Pizzo, racket, estorsione: in qualsiasi modo venga definito, l’atto di estorcere più o meno laute somme di denaro sotto la pressione insita in minacce, fisiche e verbali, è un atto violento, inaccettabile, mai giustificato o giustificabile.
Nell’hinterland vesuviano per mesi si è consumata una vicenda in cui le estorsioni hanno assunto un ruolo dominate, per effetto delle “gesta” che Carlo Sepe infliggeva al titolare di un bar di Piazzolla di Nola: ogni volta chiedeva piccole somme di denaro, una forma di estorsione continua e fastidiosa, sopportata a malapena. L’altro giorno, però, il diciannovenne di San Gennaro Vesuviano ha alzato il tiro, ha chiesto il «pizzo di Natale»: 500 euro.
Nonostante l’aggressione al commerciante, il giovane è finito comunque in manette e tuttora si trova a Poggioreale, arrestato dai carabinieri con l’accusa di estorsione aggravata dal metodo mafioso. Il fatto è avvenuto qualche giorno fa: Sepe, che pur essendo giovanissimo è già noto alle forze dell’ordine, si è presentato nel bar dove spesso si recava a chiedere soldi ed ha avanzato l’ennesima richiesta. Il titolare del locale, però, si è rifiutato di consegnargli i 500 euro, ha reagito a muso duro e lo ha invitato ad andarsene. Il 19enne è andato su tutte le furie, ha aggredito l’uomo ed ha cominciato a picchiarlo al punto che il commerciante è scappato via, spaventato dalla rabbia dell’estorsore. Nel fuggire dal suo stesso locale, ha sbattuto la porta dell’ingresso e provocato la rottura del vetro: le schegge sono volate via e si sono conficcate nell’avambraccio di Carlo Sepe, che stava provando ad inseguirlo. Il malvivente, rimasto solo, pur sanguinante ha comunque provveduto a svuotare il registratore di cassa del bar, dove c’erano 300 euro, l’incasso della giornata. Dopo essersi accaparrato il denaro, è andato nella clinica Trusso di Ottaviano a farsi medicare l’avambraccio, ferito dal vetro della porta del bar. Nella struttura ospedaliera non ha fornito le sue vere generalità ma, pochi minuti dopo il ricovero, è stato subito raggiunto e ammanettato dai carabinieri della compagnia di Nola, diretti dal maggiore Michele Capurso.

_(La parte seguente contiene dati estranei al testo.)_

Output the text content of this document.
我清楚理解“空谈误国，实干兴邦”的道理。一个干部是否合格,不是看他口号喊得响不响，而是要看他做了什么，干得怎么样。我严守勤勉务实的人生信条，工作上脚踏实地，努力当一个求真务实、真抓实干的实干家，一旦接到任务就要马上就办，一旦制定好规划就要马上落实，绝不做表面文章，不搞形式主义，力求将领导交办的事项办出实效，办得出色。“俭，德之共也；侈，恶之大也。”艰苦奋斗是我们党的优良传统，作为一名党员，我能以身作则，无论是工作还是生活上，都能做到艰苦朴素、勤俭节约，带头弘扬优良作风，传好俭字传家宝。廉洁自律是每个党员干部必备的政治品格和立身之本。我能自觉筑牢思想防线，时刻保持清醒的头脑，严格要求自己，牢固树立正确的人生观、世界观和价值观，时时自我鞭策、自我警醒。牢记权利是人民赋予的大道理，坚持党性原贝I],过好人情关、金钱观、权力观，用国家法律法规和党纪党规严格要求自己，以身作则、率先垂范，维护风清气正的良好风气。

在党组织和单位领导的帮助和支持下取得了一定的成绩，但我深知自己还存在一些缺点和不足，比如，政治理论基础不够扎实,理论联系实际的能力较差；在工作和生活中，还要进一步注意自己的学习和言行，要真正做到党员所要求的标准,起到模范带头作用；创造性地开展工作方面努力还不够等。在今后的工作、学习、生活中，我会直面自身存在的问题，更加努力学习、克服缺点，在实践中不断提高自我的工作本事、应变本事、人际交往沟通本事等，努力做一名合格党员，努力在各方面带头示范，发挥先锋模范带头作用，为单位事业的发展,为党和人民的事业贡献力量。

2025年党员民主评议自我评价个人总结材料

I militari, infatti, arrivati nel bar di Piazzolla dopo essere stati avvertiti dal titolare, erano già risaliti all’identità dell’estorsore. Nel locale avevano trovato tracce di sangue e due coltelli, le armi usate da Sepe per farsi consegnare il denaro ed effettuare l’aggressione. Dopo la descrizione del titolare dell’esercizio commerciale non ci hanno messo molto a capire che dovevano cercare il 19enne di San Gennaro Vesuviano e quando è arrivata la segnalazione dall’ospedale sono andati a colpo sicuro, facendo scattare le manette ai polsi dell’uomo.
Il giovane di San Gennaro Vesuviano non risulta affiliato ad alcun clan né, durante le sue richieste estorsive, ha mai fatto riferimento a cosche camorristiche per ottenere maggiore credito da parte delle vittime. Tuttavia utilizzava metodi propri della criminalità organizzata, chiedendo soldi in continuazione e non esitando ad usare armi per cercare di ottenerli. Sia suo padre che suo nonno hanno avuto in passato guai con la giustizia, subendo anche condanne: proprio l’appartenenza ad una famiglia nota alle forze dell’ordine e alla magistratura lo ha indotto, probabilmente, a comportarsi come un boss, non esitando a visitare gli esercizi commerciali per farsi dare denaro.
Il «pizzo di Natale», però, gli è costato caro: il commerciante di Piazzolla si è rifiutato di dargli 500 euro, ha protestato e si è preso pure schiaffi e pugni. Ma la sua risolutezza a non pagare è servita comunque ai carabinieri a mettere fine all’attività criminale del giovane.